Aranceles al acero y aluminio: sorpresa en el Gobierno por el anuncio de Donald Trump

Así lo reconoció el ministro Sica. Ya se gestiona una reunión con el secretario de comercio de Estados Unidos.

En un sólo tuit, el presidente de los Estados Unidos modificó la agenda de este lunes a la mañana de los gobiernos de Argentina y Brasil. El mensaje de redes sociales de Donald Trump, habitual en su comunicación, y sin previo aviso, sorprendió por completo a los gobiernos locales, con una diferencia: en este país habrá cambio de mando en ocho días.  Ello obligará a las dos gestiones, saliente y entrante, a compartir decisiones en las próximas horas por el daño que generará al mercado del aluminio y el acero la imposición de aranceles en los Estados Unidos.

El ministro saliente de Producción Dante Sica reconoció a Clarín este lunes que no se esperaban esta medida de los Estados Unidos, aseguró que habló con las autoridades de Techint y con otros directivos en el sector argentino del acero y el aluminio, y que también se hablará con Aluar.

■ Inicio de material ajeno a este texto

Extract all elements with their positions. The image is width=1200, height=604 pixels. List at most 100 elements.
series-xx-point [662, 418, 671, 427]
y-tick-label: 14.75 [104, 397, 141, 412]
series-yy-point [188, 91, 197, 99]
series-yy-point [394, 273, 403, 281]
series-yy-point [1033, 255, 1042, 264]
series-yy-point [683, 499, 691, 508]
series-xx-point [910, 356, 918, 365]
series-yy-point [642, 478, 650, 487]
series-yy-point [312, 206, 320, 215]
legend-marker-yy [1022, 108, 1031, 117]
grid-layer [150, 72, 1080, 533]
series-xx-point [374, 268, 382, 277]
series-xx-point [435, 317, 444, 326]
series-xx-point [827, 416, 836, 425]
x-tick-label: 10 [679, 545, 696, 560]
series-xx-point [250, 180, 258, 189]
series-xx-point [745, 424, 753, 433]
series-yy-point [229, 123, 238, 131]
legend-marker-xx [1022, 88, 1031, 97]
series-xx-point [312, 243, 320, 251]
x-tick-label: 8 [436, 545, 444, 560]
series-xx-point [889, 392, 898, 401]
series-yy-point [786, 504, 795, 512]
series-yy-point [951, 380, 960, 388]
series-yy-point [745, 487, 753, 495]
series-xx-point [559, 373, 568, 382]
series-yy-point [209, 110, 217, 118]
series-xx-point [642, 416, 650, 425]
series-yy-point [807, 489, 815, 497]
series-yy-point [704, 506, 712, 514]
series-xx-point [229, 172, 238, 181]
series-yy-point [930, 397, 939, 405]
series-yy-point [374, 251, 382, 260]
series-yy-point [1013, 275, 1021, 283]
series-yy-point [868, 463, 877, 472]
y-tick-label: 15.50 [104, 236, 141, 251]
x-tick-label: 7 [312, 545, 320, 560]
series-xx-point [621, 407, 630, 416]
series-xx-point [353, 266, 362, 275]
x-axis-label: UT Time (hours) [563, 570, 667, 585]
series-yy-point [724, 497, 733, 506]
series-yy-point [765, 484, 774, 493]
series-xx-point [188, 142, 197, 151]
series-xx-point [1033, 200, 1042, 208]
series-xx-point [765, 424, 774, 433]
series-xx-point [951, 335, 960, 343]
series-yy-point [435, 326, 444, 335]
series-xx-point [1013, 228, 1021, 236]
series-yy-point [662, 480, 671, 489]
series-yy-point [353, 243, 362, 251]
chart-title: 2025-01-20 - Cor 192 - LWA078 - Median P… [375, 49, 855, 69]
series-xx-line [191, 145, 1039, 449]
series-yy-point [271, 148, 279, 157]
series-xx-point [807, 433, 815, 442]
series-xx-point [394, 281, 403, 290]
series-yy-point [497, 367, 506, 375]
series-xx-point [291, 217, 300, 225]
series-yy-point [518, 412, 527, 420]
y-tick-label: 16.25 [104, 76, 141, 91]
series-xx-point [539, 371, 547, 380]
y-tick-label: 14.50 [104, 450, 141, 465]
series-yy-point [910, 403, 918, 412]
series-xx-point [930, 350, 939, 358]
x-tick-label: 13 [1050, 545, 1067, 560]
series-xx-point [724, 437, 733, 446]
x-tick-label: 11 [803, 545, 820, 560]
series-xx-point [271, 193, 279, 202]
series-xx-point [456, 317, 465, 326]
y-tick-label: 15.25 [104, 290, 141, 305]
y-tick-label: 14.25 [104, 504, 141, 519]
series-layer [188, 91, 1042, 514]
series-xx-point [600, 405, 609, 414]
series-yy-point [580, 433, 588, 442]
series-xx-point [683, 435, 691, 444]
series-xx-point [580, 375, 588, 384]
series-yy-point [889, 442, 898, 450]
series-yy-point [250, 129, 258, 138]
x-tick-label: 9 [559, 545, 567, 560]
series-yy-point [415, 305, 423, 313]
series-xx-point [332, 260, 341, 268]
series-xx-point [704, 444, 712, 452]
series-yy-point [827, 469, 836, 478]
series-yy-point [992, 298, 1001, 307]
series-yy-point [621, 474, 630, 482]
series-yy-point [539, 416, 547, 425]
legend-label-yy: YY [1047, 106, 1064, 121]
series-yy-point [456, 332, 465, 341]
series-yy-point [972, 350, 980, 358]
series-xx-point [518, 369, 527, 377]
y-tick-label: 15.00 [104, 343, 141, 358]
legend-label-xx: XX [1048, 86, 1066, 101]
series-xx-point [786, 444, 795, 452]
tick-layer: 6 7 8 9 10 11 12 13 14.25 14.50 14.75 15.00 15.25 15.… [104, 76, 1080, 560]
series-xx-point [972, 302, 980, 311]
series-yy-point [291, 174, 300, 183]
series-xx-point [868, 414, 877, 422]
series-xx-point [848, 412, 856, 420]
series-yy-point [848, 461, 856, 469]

Pero además, le pidió al embajador en los Estados Unidos, Fernando Oris de Roa, que solicite una entrevista con Wilbur Ross, el secretario de Comercio de la administración Trump, quien no sólo mantuvo varias reuniones con los funcionarios de Macri, sino que también visitó el país.

También el canciller Jorge Faurie llamó al Departamento de Estado y habló con Sica para ver «cómo generar un movimiento del tema con Wilbur Ross».

Clarín supo, además, que desde Buenos Aires, Jorge Argüello, potencial embajador en Estados Unidos de Alberto Fernández después del 10 de diciembre, habló con Oris de Roa para ajustar agenda común. Y que el presidente electo avaló que se solicite la reunión con Ross. El problema, igualmente, es que, para la institucionalidad de los Estados Unidos, a esta altura Oris de Roa, que tiene orden de terminar su mandato el 9 de diciembre, como todos los embajadores políticos, es lo que se dice un “pato rengo”.

Fernández estuvo reunido la semana pasada con el embajador Edward Prado, en las oficinas del presidente electo en Puerto Madero. Los aranceles al acero y al aluminio ni estaban en la mira. Estados Unidos entra pronto en campaña electoral, y Trump se encuentra bajo una investigación en el Congreso de su país promovida por el partido demócrata.

El tuit con que el presidente de EE.UU. sorprendió este lunes anunciaba: “Brasil y Argentina han presidido una devaluación masiva de sus monedas, lo que no es bueno para nuestros productores. Por eso, voy a restaurar de manera efectiva e inmediata los aranceles al acero y al aluminio, que sea enviado a los Estados Unidos”.

El año pasado, tras anunciar que elevaba esos aranceles, Trump exceptuó finalmente a la Argentina y Brasil, junto a otros países, de ese gravamen. En gran parte lo hizo por su amistad y alianza con sus gobernantes, entre ellos Mauricio Macri. Este lunes en Brasil, algunos diarios titularon sobre la medida: «Trump desprecia a Bolsonaro».

El año pasado, el ex ministro Francisco Cabrera anunció que la Argentina podría exportar a Estados Unidos el equivalente al 100% del promedio del aluminio que había ingresado a ese mercado en los últimos tres años y el 135% de acero exportado en el mismo período. «Es un mercado de 700 millones de dólares de exportación, son dos industrias muy importantes. Para esos sectores esta era una decisión que les cambiaba mucho la situación”, decía Cabrera.

Los aranceles del 10% al aluminio y del 25% al acero entraron en vigor a finales de marzo de ese año pero Argentina había quedado afuera. Ahora será un fuerte golpe, porque todavía rige el aumento de aranceles para el biodiesel que entra de este país al mercado estadounidense y también tiene un fuerte impacto en la industria local.